Humanitarian agencies alarmed by the worsening humanitarian and security situation in western Côte d’Ivoire

from UN Office for the Coordination of Humanitarian Affairs
Published on 13 Jun 2012

(Abidjan/Geneva, June 13, 2012) - Recent attacks by unidentified armed men targeting civilians in the Ivory Coast's western region of Taï have led to new population displacements.
While the exact number of casualties remains to be confirmed, these attacks are showing a worrying trend as they occurred only four days after ten civilians and seven UN peacekeepers were killed in the same region. These new incidents targeted the villages of Tiero-Oula et Sieblo-Oula, located only 15 kilometres south of Taï along the border with Liberia. “These recent attacks are having serious consequences for the civilian population”, says Ndolamb Ngokwey, the UN Humanitarian Coordinator in Côte d’Ivoire. “They have a direct impact on the work carried out by humanitarian organizations in the field as the affected population is becoming difficult to reach due to the security situation”.

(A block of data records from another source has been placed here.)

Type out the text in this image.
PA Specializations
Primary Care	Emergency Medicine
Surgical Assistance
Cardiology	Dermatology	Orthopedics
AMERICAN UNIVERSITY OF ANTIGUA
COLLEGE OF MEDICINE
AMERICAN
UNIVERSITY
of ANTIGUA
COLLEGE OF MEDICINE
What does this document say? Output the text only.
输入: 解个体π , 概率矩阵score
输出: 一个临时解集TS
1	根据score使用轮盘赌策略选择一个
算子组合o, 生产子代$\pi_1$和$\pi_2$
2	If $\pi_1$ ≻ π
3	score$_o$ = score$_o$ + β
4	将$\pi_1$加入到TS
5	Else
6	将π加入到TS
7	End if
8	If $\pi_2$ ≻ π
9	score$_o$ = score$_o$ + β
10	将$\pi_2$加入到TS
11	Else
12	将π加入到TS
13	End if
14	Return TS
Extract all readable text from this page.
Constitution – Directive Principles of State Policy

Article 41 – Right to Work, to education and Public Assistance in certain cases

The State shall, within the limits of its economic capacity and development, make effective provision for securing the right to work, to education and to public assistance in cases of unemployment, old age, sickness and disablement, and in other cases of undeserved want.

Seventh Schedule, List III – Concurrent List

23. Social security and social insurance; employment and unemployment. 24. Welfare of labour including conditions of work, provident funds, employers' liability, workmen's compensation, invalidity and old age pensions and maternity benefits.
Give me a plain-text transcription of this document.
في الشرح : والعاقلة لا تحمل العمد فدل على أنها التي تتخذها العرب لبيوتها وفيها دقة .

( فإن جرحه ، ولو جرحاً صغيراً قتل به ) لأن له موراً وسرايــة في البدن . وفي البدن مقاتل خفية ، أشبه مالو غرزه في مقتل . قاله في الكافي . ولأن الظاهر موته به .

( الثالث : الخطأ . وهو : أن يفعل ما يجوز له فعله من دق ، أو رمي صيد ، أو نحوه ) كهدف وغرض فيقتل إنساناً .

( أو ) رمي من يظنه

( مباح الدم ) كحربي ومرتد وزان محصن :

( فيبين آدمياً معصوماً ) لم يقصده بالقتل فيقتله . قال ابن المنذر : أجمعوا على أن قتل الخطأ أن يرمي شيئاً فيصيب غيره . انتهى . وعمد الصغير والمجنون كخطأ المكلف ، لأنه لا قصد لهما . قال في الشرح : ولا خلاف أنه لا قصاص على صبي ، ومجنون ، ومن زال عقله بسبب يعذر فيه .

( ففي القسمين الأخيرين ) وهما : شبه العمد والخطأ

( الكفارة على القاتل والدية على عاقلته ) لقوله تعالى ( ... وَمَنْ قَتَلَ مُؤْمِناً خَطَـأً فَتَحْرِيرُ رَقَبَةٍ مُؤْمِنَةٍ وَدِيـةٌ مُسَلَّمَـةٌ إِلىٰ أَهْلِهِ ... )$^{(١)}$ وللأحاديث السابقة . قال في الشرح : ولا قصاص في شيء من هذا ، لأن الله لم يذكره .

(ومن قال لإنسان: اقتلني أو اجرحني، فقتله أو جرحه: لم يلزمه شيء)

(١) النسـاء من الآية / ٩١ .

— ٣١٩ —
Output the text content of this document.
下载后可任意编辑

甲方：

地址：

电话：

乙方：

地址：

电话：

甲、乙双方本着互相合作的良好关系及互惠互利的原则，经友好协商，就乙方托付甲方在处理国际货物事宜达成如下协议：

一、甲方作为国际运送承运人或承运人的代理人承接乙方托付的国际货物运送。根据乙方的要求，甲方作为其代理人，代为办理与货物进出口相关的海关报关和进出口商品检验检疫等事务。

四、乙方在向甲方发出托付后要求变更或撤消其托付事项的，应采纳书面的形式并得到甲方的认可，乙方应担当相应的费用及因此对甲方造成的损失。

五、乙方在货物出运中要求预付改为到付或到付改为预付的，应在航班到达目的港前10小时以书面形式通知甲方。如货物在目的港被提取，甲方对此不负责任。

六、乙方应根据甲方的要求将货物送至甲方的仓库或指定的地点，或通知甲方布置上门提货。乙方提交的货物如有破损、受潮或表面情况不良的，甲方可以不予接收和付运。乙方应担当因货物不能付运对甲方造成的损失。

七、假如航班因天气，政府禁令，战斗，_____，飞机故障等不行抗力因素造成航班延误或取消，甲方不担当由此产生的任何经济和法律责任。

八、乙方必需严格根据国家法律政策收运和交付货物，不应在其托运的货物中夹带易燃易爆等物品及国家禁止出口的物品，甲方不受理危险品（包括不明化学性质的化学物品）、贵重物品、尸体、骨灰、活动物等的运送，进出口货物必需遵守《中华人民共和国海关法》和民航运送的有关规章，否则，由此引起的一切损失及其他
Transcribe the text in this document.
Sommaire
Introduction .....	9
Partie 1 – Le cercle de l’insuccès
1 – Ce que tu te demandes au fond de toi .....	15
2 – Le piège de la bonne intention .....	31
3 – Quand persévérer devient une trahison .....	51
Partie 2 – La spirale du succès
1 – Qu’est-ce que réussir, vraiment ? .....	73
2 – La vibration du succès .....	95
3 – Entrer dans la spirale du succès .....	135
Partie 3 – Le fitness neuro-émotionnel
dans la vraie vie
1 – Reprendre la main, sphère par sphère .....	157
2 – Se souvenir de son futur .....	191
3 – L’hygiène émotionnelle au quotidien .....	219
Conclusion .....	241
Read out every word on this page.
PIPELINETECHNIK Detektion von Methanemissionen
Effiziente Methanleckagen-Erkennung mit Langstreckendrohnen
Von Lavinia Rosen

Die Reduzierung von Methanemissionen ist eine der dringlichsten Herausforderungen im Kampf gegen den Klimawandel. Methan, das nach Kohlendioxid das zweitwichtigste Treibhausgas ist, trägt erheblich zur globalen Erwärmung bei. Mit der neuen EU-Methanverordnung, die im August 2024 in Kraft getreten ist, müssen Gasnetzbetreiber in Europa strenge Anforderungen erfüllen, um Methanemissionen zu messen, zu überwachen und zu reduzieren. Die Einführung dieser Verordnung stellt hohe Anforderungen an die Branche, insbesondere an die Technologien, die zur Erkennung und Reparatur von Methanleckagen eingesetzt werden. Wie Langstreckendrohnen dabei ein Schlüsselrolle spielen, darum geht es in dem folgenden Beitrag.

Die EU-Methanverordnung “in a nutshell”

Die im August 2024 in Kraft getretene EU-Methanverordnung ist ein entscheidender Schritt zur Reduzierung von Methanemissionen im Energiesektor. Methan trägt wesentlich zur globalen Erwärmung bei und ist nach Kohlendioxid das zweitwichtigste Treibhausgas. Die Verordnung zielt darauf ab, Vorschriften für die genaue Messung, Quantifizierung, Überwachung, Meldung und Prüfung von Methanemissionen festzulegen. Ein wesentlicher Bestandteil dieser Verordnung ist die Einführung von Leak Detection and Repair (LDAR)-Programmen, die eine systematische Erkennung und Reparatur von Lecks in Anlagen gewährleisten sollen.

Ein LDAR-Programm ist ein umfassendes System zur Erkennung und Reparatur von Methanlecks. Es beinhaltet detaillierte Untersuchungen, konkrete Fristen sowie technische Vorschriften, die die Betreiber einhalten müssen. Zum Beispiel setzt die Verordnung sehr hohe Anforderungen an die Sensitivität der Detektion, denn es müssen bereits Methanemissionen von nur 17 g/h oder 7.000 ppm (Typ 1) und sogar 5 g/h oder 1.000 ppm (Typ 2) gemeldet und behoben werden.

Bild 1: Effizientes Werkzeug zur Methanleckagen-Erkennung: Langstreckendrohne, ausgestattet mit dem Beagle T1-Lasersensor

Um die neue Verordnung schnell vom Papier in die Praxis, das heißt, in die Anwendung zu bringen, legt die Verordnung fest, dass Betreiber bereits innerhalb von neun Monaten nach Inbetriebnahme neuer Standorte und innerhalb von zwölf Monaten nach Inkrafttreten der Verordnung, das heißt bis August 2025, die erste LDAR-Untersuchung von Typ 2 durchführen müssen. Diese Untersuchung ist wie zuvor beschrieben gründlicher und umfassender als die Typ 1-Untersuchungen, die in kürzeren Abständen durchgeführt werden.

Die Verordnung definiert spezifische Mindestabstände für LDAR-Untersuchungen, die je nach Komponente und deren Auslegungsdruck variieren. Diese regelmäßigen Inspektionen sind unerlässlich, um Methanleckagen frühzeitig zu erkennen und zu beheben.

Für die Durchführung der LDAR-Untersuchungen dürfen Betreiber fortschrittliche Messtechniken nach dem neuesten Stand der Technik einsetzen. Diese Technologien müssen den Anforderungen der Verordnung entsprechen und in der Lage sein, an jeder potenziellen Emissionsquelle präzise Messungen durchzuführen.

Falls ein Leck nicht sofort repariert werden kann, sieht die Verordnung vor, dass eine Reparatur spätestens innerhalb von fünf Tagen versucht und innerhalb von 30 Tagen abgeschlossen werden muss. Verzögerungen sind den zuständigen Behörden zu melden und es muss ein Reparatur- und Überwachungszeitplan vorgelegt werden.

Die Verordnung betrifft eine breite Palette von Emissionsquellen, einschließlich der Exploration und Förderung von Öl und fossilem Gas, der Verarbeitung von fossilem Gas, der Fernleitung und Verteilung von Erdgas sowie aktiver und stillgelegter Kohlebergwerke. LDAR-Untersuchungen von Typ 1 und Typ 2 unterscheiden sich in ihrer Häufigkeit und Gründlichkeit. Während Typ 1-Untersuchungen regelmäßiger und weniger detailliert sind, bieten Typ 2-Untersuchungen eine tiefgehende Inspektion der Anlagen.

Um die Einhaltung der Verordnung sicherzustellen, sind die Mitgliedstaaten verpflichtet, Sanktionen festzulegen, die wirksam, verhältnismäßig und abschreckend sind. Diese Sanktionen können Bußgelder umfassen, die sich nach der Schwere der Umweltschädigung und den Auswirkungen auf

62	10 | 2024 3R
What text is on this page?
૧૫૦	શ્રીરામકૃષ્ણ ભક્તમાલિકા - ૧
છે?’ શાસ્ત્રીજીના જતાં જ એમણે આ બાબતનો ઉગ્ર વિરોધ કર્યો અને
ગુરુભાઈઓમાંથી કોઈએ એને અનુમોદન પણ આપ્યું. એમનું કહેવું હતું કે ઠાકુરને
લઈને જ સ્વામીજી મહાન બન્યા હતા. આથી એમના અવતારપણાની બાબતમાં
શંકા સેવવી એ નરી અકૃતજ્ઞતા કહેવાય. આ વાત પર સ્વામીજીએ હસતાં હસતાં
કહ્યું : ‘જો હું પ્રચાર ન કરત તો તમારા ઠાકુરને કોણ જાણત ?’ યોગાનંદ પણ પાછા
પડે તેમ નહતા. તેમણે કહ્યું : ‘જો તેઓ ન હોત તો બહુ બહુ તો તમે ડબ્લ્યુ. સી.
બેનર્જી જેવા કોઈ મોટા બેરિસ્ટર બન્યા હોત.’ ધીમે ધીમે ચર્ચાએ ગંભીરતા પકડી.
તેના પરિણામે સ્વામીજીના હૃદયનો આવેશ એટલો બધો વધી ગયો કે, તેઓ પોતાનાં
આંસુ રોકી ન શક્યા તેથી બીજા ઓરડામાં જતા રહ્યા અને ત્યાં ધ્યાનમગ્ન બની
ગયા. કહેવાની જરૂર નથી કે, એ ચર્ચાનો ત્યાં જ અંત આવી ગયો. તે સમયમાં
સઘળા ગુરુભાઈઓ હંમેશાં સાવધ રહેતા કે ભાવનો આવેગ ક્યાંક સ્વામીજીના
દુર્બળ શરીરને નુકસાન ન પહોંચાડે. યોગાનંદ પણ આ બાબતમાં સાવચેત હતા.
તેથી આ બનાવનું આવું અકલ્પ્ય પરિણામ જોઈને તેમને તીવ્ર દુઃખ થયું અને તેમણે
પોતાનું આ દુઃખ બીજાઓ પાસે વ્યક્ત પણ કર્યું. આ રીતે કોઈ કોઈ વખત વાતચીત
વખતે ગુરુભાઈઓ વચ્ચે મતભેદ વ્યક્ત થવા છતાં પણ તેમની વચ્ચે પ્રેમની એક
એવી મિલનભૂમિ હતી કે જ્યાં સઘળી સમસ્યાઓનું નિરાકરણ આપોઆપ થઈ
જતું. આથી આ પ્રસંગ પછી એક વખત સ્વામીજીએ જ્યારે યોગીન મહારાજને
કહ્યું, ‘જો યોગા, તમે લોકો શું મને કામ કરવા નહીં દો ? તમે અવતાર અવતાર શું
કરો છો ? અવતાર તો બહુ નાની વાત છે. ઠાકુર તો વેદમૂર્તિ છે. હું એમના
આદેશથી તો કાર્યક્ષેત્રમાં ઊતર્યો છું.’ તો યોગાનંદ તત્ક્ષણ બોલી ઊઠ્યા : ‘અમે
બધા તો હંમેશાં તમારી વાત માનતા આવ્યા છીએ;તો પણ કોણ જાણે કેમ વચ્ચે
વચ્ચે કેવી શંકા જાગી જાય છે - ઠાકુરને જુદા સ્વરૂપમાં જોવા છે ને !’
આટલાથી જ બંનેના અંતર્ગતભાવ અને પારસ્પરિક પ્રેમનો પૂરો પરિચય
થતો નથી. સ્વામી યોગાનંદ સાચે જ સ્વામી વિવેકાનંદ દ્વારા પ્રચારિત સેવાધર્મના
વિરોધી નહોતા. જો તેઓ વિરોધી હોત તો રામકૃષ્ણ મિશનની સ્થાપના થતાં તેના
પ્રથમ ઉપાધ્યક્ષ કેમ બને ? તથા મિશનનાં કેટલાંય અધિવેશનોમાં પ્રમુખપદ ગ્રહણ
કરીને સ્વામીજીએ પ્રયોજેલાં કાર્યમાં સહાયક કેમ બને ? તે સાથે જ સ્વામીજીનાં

As of today, humanitarian agencies estimate that over 5,000 people are displaced, among whom a majority is women and children. “We call upon the Ivorian Authorities, supported by the UN Operation in Côte d’Ivoire (UNOCI), to take the necessary measures to protect the civilian population in the affected areas”, Mr. Ngokwey adds.

Where the situation allows, humanitarian agencies are providing emergency assistance to the displaced people to ensure access to drinking water, food, health care and essential non-food items. Many of the displaced are currently living with host families, thereby placing a heavy burden on their already meagre livelihoods. In some areas, humanitarian actors have ceased their activities as a result of the security situation along the Taï-Grabo road.

The humanitarian community deeply deplores this new threat that is causing fear among the local population. Not only do these attacks drive people away from their homes and villages and threaten their well-being, but they also come at a time when people are still recovering from the trauma endured during the post-electoral crisis over one year ago.